Many of the MPs we interviewed described their roles in ways that corresponded to two classic but competing definitions of a political representative’s role: “trustees” and “delegates.” According to political theory, trustees are representatives who follow their own sense of the best action to pursue. A trustee believes she was elected by the public to use her own judgement to make a decision. Meanwhile, delegates are understood to be representatives who follow the expressed preferences of their constituents, regardless of their own personal opinion. On occasions when an MP’s judgement on a legislative matter differs from voter preference, assuming they can appropriately identify their constituents’ view, the trustee will vote according to her own judgment, while the delegate will allow voter preference to have the ultimate say.

Among parliamentarians from the Liberals, New Democrats or the Bloc Quebecois, no clear preference for the role of trustee or delegate emerged. Each of those parties had MPs in both groups, and in fact, many MPs straddled the categories.

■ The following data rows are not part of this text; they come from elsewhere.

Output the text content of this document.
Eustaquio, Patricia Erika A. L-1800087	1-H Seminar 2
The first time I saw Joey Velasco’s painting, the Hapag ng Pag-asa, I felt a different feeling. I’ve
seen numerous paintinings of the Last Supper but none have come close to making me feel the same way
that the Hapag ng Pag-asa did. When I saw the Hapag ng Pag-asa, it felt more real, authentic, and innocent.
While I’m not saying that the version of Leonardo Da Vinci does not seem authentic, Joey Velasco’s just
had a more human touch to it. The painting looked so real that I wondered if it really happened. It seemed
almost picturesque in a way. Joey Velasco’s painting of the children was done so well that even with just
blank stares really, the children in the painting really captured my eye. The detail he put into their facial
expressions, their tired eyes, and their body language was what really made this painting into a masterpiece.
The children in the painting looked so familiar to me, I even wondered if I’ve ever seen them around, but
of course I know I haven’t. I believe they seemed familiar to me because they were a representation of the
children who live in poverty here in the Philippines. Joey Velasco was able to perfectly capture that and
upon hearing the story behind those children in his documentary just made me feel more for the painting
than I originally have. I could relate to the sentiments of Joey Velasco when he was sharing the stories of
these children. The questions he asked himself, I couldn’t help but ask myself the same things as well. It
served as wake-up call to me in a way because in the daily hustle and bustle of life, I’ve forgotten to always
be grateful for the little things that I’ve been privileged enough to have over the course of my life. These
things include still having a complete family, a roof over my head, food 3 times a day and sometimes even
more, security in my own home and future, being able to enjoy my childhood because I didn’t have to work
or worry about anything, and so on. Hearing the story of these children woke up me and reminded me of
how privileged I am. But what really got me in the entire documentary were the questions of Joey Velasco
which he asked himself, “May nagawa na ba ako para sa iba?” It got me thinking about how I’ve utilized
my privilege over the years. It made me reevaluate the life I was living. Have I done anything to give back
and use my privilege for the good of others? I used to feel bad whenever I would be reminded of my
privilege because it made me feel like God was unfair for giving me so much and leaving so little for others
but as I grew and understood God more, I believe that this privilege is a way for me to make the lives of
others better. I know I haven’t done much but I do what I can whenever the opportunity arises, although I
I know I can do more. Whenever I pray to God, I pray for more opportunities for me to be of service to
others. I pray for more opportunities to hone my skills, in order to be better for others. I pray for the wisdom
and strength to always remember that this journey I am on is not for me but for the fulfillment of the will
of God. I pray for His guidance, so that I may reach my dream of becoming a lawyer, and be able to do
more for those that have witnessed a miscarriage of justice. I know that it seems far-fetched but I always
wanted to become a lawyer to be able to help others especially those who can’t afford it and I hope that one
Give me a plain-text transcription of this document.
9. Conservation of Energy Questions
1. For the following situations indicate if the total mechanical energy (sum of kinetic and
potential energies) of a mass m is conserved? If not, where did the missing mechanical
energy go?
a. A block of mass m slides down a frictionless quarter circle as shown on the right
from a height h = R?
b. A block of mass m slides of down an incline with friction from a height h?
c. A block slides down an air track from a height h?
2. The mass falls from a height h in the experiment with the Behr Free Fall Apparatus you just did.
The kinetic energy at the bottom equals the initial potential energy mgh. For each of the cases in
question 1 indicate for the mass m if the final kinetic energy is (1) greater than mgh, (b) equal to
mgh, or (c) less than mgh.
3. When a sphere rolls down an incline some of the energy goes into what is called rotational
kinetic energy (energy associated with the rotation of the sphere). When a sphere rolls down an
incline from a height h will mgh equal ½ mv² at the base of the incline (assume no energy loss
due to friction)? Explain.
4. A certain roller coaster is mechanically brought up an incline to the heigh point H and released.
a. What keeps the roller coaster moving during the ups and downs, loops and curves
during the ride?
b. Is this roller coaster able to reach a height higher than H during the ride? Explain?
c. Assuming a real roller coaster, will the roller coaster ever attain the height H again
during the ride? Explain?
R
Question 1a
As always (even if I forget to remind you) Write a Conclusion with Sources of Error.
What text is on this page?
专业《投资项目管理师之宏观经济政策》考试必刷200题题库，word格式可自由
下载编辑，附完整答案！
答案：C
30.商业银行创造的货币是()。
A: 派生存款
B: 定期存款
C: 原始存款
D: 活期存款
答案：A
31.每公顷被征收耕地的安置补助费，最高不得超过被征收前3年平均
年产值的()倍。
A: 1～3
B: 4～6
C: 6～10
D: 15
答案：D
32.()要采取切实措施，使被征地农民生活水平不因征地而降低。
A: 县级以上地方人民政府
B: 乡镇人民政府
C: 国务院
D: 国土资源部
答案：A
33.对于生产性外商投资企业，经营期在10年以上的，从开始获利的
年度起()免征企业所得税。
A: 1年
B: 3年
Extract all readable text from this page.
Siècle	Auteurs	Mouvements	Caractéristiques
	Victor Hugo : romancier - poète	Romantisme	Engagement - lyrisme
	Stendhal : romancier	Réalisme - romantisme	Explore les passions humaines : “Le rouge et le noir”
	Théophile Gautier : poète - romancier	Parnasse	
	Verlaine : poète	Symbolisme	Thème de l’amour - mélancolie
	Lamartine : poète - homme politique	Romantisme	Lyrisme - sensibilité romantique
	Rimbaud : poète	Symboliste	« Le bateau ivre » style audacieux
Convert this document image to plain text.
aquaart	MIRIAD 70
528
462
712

Describing a classic trustee’s conception of the job, NDP Bill Blaikie said: “My job as an MP was to do the thinking and the listening at the committee hearings and the meetings-albeit out of certain perspective that I was up front about when I ran-and then to make judgments,” Blaikie said. “The people who voted for me don’t have the time to do all that. That is what I am paid to do. . . . [My constituents] will hold me accountable at elections and in between with their input with letters of criticism or support.” And Paddy Torsney, a former Liberal MP for Burlington, said, “I think my job was to provide leadership. Not just reflect the discussion, but also to lead the discussion. And I think that is where people get caught up in ‘No, my job is to do exactly what those people say.’ . . . No, you’re actually sending me there to think and bring more information back, too.”

The majority of Conservative MPs, in contrast, approached their roles as delegates. Loyola Hearn describes the job in terms very similar to the word’s definition. “[Voters] select you to be their representative in Ottawa, to speak for them, to vote on legislation and, in some cases, to develop legislation that they feel is wanted. Basically, to work [for their interests] and to deliver for them whatever benefits might flow,” Hearn said. “All of [the constituents] can’t be up there, so you’re the messenger. That’s the job you have. . . . You are the representative for the people in Ottawa, not Ottawa’s representative to the people.”